L'Australie est très à l'aise pour maintenir sa solide alliance avec les États-Unis, tout en interagissant avec la Chine en tant que partenaire commercial clé. Elle estime que la Corée du Sud peut également négocier avec succès le même parcours entre les deux grandes puissances que l'Australie a poursuivi depuis l'essor économique de la Chine. La Corée du Sud doit renforcer l'alliance ROK-États-Unis par une coopération plus étroite dans les opérations d'entraînement et un dialogue accru. Mais il est également important de souligner et de promouvoir le volume important – et croissant – des échanges commerciaux entre la Corée du Sud et la Chine. L'Australie et la Corée du Sud partagent des préoccupations concernant cette approche à double volet, mais elles estiment toutes deux qu'elle peut être fructueuse lorsqu'elle est menée avec une diplomatie pragmatique.

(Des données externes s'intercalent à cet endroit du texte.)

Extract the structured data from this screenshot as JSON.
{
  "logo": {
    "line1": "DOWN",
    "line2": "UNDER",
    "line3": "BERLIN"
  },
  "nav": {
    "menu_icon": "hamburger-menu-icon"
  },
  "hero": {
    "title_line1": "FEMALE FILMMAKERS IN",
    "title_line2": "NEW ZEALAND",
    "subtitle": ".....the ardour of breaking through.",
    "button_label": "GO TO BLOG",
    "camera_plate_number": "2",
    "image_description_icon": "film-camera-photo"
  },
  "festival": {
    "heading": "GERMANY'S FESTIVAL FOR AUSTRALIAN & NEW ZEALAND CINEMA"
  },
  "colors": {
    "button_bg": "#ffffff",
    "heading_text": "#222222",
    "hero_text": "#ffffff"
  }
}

4. Il est nécessaire de contribuer à la création d'une architecture de sécurité multilatérale en Asie de l'Est.
L'Australie a de fortes préoccupations quant à l'absence d'une institution de sécurité multilatérale pour atténuer les problèmes qui surviennent dans la région. Récemment, l'ASEAN a cherché à rassembler les nations de la région pour coopérer sur des questions plus légères – telles que l'aide humanitaire et les secours en cas de catastrophe – par le biais du Forum régional de l'ASEAN. Les différends territoriaux, cependant, sont des problèmes beaucoup plus épineux qui n'ont pas été abordés par les organisations multilatérales. L'Australie s'efforce d'utiliser le MIKTA pour catalyser l'action en vue de développer un mécanisme capable d'arbitrer les revendications maritimes et territoriales conflictuelles dans la région. Elle ne cherche cependant pas à prendre le leadership sur cette question, mais plutôt à stimuler un dialogue positif – une position qu'elle préconise également pour la Corée du Sud.

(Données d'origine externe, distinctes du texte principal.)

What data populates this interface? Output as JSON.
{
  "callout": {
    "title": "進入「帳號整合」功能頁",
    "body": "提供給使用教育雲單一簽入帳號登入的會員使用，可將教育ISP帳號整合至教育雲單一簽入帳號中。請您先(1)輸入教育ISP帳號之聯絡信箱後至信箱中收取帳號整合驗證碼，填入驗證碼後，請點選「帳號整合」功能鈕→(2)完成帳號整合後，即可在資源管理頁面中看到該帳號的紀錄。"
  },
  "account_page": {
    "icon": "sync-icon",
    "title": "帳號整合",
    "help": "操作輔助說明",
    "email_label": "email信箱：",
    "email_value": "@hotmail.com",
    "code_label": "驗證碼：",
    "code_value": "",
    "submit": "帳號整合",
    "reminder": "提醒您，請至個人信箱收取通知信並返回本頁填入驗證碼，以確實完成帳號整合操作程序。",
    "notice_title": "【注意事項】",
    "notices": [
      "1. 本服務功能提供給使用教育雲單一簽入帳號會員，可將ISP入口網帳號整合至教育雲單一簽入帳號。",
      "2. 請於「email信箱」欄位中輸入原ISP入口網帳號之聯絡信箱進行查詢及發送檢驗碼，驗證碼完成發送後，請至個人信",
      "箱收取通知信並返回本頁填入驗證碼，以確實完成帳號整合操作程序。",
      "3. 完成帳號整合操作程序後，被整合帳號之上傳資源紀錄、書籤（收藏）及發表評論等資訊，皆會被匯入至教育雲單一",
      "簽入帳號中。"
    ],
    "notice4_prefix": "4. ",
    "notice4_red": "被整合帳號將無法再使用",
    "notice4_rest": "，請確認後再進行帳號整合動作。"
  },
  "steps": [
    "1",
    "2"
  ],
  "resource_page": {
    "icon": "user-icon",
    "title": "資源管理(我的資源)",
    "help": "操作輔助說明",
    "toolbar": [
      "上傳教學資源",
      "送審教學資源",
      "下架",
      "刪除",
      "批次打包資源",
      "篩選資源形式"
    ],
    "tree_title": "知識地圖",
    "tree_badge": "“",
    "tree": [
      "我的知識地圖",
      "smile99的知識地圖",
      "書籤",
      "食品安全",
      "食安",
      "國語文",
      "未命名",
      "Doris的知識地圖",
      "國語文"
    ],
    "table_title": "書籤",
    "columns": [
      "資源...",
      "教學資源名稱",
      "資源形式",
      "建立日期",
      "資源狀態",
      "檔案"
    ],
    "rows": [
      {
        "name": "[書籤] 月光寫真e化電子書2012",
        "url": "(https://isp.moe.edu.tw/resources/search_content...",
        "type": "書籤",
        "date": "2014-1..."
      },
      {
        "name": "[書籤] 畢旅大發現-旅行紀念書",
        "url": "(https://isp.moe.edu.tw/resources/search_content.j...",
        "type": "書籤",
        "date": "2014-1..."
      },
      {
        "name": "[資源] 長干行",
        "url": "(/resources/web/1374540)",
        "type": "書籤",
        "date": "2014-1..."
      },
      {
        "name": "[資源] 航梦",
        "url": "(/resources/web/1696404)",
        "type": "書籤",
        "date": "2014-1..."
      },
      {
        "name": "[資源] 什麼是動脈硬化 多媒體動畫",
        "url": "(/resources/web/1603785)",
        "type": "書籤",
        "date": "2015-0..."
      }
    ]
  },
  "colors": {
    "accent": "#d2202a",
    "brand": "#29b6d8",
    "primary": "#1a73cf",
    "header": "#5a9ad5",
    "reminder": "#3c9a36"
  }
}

5. Les États ayant des taux de croissance constants en dehors des grandes puissances ont un rôle unique à jouer.
C'est parmi ces États que l'Australie voit un certain nombre de nations, y compris la Corée du Sud, capables de pratiquer la diplomatie des puissances moyennes qui a été une caractéristique de ses relations étrangères. Les puissances établies que sont les États-Unis, le Japon et l'Union européenne ont connu de longues périodes de croissance économique lente ces derniers temps. Les États émergents, comme la Chine et l'Inde, gagnent en puissance et en autorité en relation directe avec leur statut économique croissant. Mais les puissances régionales à la manière de l'Australie et de la Corée du Sud connaissent le même phénomène : leur stature dans le système international a considérablement augmenté parallèlement à de forts gains économiques. En cette période de grands changements, l'Australie a adopté un rôle vigoureux. Elle est désireuse d'intervenir et de participer à l'orientation des enjeux transnationaux, ce qu'elle espère promouvoir avec la création du MIKTA. La Corée du Sud a maintenant l'opportunité de renforcer sa nouvelle réputation de camarade de puissance moyenne et d'apporter des changements positifs dans l'ordre international en embrassant ce rôle unique. ■
Orateur
William Paterson, ambassadeur d'Australie en Corée
Modérateur
Sook-Jong Lee, Présidente de l'East Asia Institute
Discutants
Woosang Kim, professeur de sciences politiques à l'université Yonsei et ancien ambassadeur de Corée en Australie
Ihn-Hwi Park, professeur d'études internationales à l'université Ewha Womans
Su-jin Chun, journaliste au JoongAng Ilbo
*Ce texte est une traduction par IA d'un original rédigé en anglais. Certaines traductions ou nuances peuvent être inexactes.